O Honorável Barack Obama
presidente dos Estados Unidos
A Casa Branca
Avenida Pensilvânia, 1600 NW
Washington, DC 20500

Caro Presidente Obama,

Antes de começar, devo dizer que tenho o maior respeito pelo Gabinete do Presidente e quero agradecer-lhe pelo trabalho que está a realizar em circunstâncias difíceis e num ambiente muitas vezes hostil.

Dito isto, devo também expressar-lhe a minha profunda decepção e indignação pela sua assinatura “fora do radar” na véspera de Ano Novo da Lei de Autorização de Defesa Nacional.

São Francisco, Califórnia. Ordem de exclusão afixada nas ruas First e Front orientando a remoção de pessoas de ascendência japonesa da primeira seção de São Francisco a ser efetuada pela remoção forçada. (Fonte: Foto de Dorothea Lange. Administração Nacional de Arquivos e Registros dos EUA) [210-G-A39]

Eu sei que você está ciente de que a disposição da lei que dá ao Presidente autorização para ordenar que os militares dos EUA detenham e prendam, sem acusação ou julgamento, civis, incluindo cidadãos americanos, suspeitos de terrorismo, em qualquer lugar do mundo, é uma violação completa da nossa política dos EUA. Constituição. Você também sabe que a 5ª Emenda prevê, em parte, que “nenhuma pessoa será privada da vida, da liberdade ou da propriedade, sem o devido processo legal”. Esta nova lei, segundo o escritor Andrew Sullivan, “é uma abolição legal e indefinida do habeas corpus”.

As palavras “autorização para ordenar aos militares dos EUA que recolham e prendam, sem acusação ou julgamento, civis, incluindo cidadãos americanos” e “suspeitos” provocam-me um arrepio na espinha. Estas palavras tornaram-se uma realidade trágica para 120.000 nipo-americanos durante a Segunda Guerra Mundial, quando a Ordem Executiva 9066 do presidente Roosevelt autorizou os militares dos EUA a remover à força cidadãos americanos, sem causa ou devido processo, e aprisioná-los em dez campos de concentração desolados localizados nas terras áridas da América - por mais de três anos. Só muitos anos mais tarde é que estes cidadãos “suspeitos” foram considerados inocentes e esta acção completamente desnecessária – e inconstitucional – contra eles provou ser um enorme desastre de direitos civis sem precedentes na história americana.

Hayward, Califórnia. Família de ascendência japonesa aguarda remoção forçada (Fonte: Foto de Dorothea Lange. Administração Nacional de Arquivos e Registros dos EUA [210-G-C173])

Depois de ler os seus livros, sei que está muito consciente deste capítulo sombrio – e de como a nossa Constituição foi pisoteada em nome da “necessidade militar” (que mais tarde foi provada ser falsa). Eu sei que você expressou “sérias reservas” sobre este projeto de lei quando o assinou. E, no entanto, em vez de vetar o projeto de lei, você o assinou e com essa assinatura abriu a porta para futuros presidentes fazerem exatamente a mesma coisa que foi feita à minha família e às famílias de outros 120.000 nipo-americanos.

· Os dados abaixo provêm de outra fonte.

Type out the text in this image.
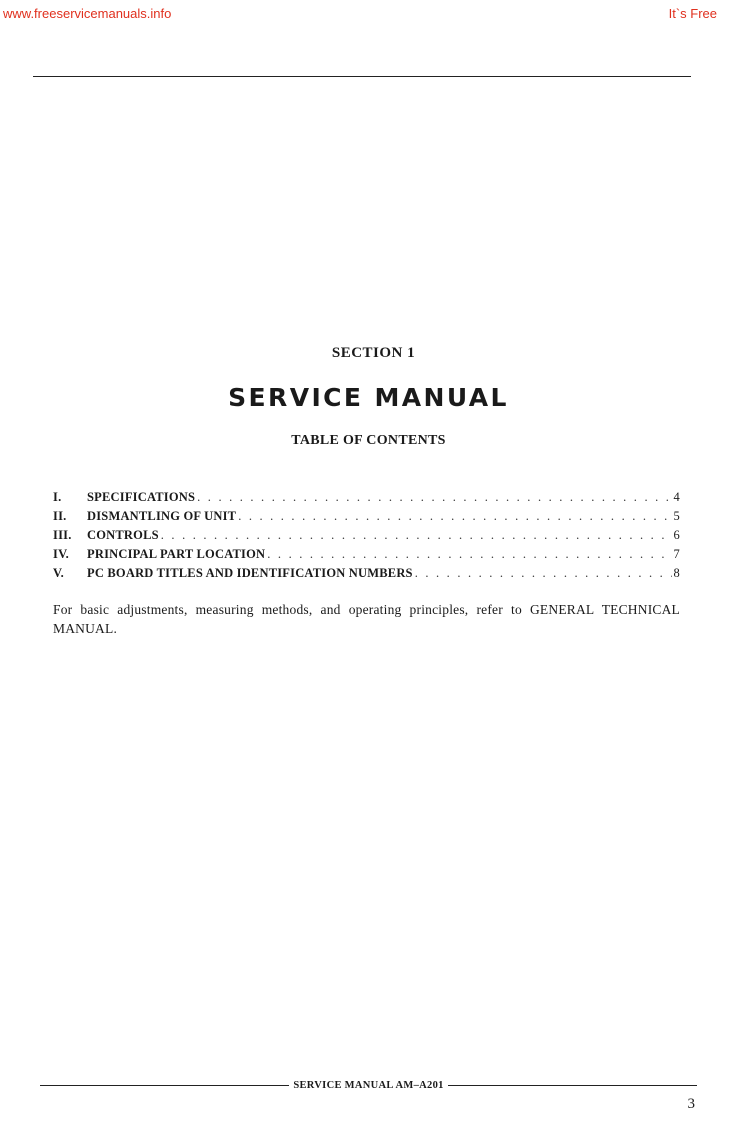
www.freeservicemanuals.info	It`s Free
SECTION 1
SERVICE MANUAL
TABLE OF CONTENTS
I.	SPECIFICATIONS . . .	4
II.	DISMANTLING OF UNIT . . .	5
III.	CONTROLS . . .	6
IV.	PRINCIPAL PART LOCATION . . .	7
V.	PC BOARD TITLES AND IDENTIFICATION NUMBERS . . .	8
For basic adjustments, measuring methods, and operating principles, refer to GENERAL TECHNICAL MANUAL.
SERVICE MANUAL AM–A201
3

Eu sei que você sabe que isso estava errado, mas mesmo assim você fez isso. E estou aqui para lembrar que as consequências dessas ações e os danos a longo prazo causados ​​aos nipo-americanos há mais de 70 anos ainda são sentidos até hoje. Permita-me compartilhar apenas alguns deles com você.

Hiroshi Kashiwagi no Lago Tule (foto cortesia de Soji Kashiwagi)

Meu pai, o americano nissei Hiroshi Kashiwagi, nasceu na Califórnia e cresceu como um americano leal e patriótico, assim como o resto de sua geração. Ele nunca esteve no Japão e não tinha lealdade ao Japão. E, no entanto, com base na sua raça japonesa, ele foi rotulado de “não-estrangeiro”, removido à força da única casa que conhecia e detido com o resto da sua comunidade no campo de concentração em Tule Lake, Califórnia. E porque ele se recusou a responder a duas perguntas de “lealdade” emitidas pelo governo profundamente falhas, ele foi considerado um “desleal”, um “criador de problemas” e um dos “maus nipo-americanos” por ousar desafiar o governo dos EUA e protestar. seu encarceramento injusto. Ao recusar-se a responder, diz ele, “eu estava a lutar pelos nossos direitos civis”.

Contudo, a história não tem sido gentil com aqueles que protestaram contra estas infames questões de lealdade. O estigma “desleal” de vergonha que carregaram durante todos estes anos tem sido um fardo pesado para suportar e, infelizmente, as feridas desta experiência ainda não estão completamente curadas e provavelmente nunca estarão. Tragicamente, milhares de pessoas que responderam “Não-Não” às questões de lealdade já foram para o túmulo com este fardo pesado – e devo acrescentar desnecessário – ainda sobre os ombros.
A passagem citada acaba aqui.